According to the Bhutan Multidimensional Poverty Index (MPI) 2017 report stated that the Bhutan’s MPI has the 13 indicators, a person who is deprived in 4/13 of the weighted indicators with 30.7 percent of dimensions is considered multidimensional poor.
Between 2012 and 2017, Bhutan’s MPI was dropped from 0.051 to 0.023. Currently, 5.8 percent of the Bhutanese populations are multidimensional poor, against 12.7 percent five years ago.
The Bhutan’s MPI 13 indicators include food security, low education and inadequate sanitation, distributed across three dimensions: health, education and standard of living.
Among the 13 MPI
indicators, the largest contributors to the national poverty in Bhutan are deprivation in years of education with 32 percent, followed by child mortality with 23 percent and school attendance with 13 percent, the report stated.
While the living standards and health dimensions contribute to 21 percent and 34 percent, respectively to overall poverty.
National Statistics Bureau (NSB), Director Chhime Tshering said that overall, the 2017 MPI paints a picture of lightning- fast progress, with MPI reducing by far more than half from 2007 to 2017 and by roughly half since 2012, with rural areas progressing rapidly.
The press release from the NSB stated that the MPI complements income measures, providing an in-depth picture of poverty, which helps government to develop and implement efficient public policies.
The report also shows the poverty level by the areas of rural and urban which shows that the rural poverty headcount ratio is much higher than that for urban areas with 8.1 percent and 1.2 percent respectively and more than 93 percent of the multidimensional poverty lives in rural areas. However, 6.9 percent of the country’s multidimensional poor people reside in urban areas.
In terms of dimensions, education is clearly the largest contributor to multidimensional poverty in urban areas with contribution of 51.8 percent. The dimensions of health and living standards contribute 44.2 percent and 3.9 respectively.
Meanwhile, to calculate the MPI, the author used data from the 2017 Bhutan Living Standard Survey.

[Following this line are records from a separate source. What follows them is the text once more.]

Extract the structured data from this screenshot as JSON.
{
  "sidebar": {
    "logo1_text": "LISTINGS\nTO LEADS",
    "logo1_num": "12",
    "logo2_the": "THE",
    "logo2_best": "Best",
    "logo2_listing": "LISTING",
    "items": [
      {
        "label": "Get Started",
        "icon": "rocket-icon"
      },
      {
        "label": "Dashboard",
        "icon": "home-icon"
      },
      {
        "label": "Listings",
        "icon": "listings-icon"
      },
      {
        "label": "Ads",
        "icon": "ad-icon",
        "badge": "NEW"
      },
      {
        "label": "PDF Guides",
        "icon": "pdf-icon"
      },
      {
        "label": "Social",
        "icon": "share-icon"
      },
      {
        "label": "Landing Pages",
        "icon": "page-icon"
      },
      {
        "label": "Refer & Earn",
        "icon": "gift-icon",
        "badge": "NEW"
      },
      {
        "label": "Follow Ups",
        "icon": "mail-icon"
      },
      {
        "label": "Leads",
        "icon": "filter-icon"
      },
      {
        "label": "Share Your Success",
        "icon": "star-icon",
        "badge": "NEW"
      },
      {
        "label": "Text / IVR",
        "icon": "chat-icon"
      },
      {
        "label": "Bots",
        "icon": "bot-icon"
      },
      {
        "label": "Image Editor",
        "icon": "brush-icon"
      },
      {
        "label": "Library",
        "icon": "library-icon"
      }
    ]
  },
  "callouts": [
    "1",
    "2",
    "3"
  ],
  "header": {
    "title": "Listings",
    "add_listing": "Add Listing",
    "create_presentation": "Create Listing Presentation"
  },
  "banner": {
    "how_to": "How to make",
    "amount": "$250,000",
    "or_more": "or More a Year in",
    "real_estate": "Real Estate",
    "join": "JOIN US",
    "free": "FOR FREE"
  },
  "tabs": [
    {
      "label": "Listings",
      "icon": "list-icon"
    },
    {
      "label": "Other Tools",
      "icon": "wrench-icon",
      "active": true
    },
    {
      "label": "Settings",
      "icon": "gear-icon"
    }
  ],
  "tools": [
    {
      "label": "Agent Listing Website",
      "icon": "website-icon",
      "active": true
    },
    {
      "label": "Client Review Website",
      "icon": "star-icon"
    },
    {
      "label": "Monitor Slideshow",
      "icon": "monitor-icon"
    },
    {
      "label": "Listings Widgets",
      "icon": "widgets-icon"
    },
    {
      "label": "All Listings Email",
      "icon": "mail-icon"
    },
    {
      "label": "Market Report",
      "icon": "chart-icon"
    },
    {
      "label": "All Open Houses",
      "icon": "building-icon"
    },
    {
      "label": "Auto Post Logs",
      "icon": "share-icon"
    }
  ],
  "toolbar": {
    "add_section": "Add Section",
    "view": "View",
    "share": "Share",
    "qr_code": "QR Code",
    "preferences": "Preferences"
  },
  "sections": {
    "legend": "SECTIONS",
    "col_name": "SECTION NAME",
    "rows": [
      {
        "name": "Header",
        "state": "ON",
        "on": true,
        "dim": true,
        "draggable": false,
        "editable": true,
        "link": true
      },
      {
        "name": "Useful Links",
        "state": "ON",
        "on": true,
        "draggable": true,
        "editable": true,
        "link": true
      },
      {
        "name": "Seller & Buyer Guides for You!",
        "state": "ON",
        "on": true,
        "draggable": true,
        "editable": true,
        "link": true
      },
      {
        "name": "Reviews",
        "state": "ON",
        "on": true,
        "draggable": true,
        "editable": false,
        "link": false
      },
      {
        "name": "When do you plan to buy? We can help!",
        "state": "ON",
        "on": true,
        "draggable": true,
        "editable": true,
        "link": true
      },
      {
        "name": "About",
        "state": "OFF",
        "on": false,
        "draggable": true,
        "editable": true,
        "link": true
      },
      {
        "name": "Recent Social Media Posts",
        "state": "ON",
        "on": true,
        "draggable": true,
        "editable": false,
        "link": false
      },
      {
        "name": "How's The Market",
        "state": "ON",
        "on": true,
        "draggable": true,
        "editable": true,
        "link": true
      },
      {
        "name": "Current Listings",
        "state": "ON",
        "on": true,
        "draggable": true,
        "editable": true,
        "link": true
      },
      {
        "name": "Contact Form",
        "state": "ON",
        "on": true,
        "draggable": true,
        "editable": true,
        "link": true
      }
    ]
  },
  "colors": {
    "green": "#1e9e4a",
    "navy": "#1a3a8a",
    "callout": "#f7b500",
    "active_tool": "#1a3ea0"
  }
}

This could provide an up-to-date national headline.
MPI for the Dzongkhag wise, Gasa Dzongkhag has the highest level of MPI and incidence of poverty, and Samtse Dzongkhag houses the largest number of multidimensional poor with 13.7 percent followed by Chhukha with 12.5 percent, stated the report.

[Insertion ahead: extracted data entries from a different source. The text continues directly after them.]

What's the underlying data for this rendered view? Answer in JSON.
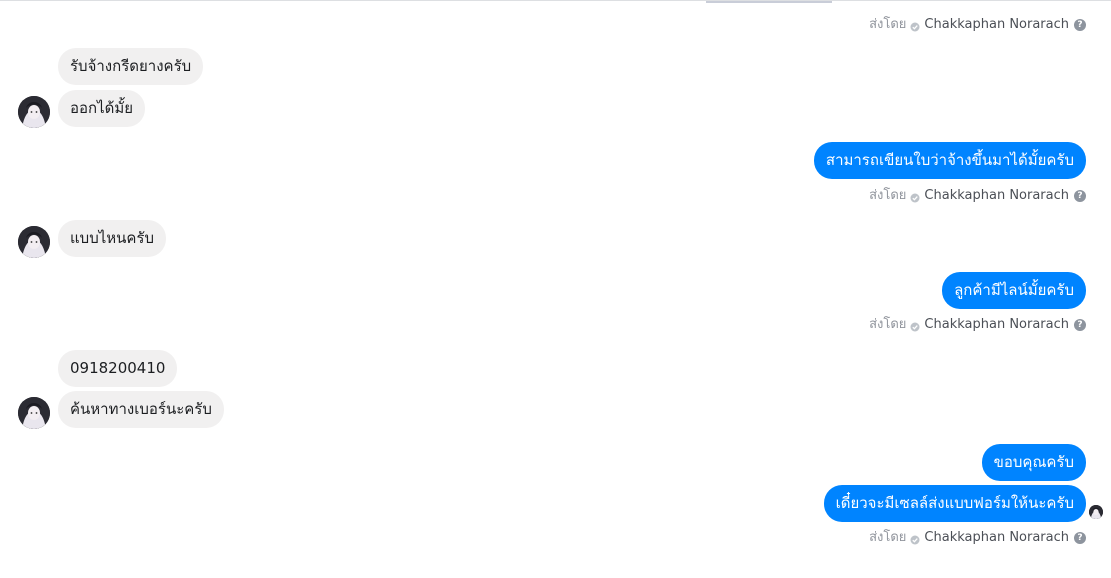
{
  "conversation": {
    "sent_by": {
      "label": "ส่งโดย",
      "name": "Chakkaphan Norarach",
      "help_glyph": "?"
    },
    "messages": [
      {
        "direction": "in",
        "text": "รับจ้างกรีดยางครับ"
      },
      {
        "direction": "in",
        "text": "ออกได้มั้ย"
      },
      {
        "direction": "out",
        "text": "สามารถเขียนใบว่าจ้างขึ้นมาได้มั้ยครับ"
      },
      {
        "direction": "in",
        "text": "แบบไหนครับ"
      },
      {
        "direction": "out",
        "text": "ลูกค้ามีไลน์มั้ยครับ"
      },
      {
        "direction": "in",
        "text": "0918200410"
      },
      {
        "direction": "in",
        "text": "ค้นหาทางเบอร์นะครับ"
      },
      {
        "direction": "out",
        "text": "ขอบคุณครับ"
      },
      {
        "direction": "out",
        "text": "เดี๋ยวจะมีเซลล์ส่งแบบฟอร์มให้นะครับ"
      }
    ]
  },
  "colors": {
    "incoming_bubble": "#f1f0f0",
    "outgoing_bubble": "#0084ff",
    "meta_text": "#90949c"
  },
  "icons": [
    "check-icon",
    "help-icon",
    "avatar"
  ]
}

While, Thimphu Dzongkhag houses with eight percent of Bhutan’s poor people and Pemagatshel Dzongkhag has the lowest share of poor people in the country with 1.2 percent.
The report shows that about two thirds of Bhutan’s population lives in rural areas.
Minister for Health, Lyonpo Tandin Wangchuk who launched the Bhutan MPI 2017 on 29 December, said that reducing MPI is the main objective of the government for the 11th Five Year Plan.
Lyonpo added that target 1.2 of the sustainable development goal calls all countries to cut out their national MPI rates by half between 2015 and 2030.
Director for Oxford Poverty and Human Development Initiative (OPHI) Dr. Sabina Alkire said Bhutan’s strides in fighting multidimensional poverty are inspiring. “By reducing MPI by much more than half from 2007 to 2017, Bhutan has shown that rapid change is possible. For those countries who are trying to meet the Sustainable Development Goal target of halving MPI by national definitions between 2015 and 2030, Bhutan’s example will be encouraging.”
Meanwhile, Bhutan MPI 2017 was prepared by NSB, with financially supported by the UNICEF country office in Bhutan and OPHI worked on the report while MPI is based on the data from the Bhutan Standard Living Survey 2017 conducted by the NSB.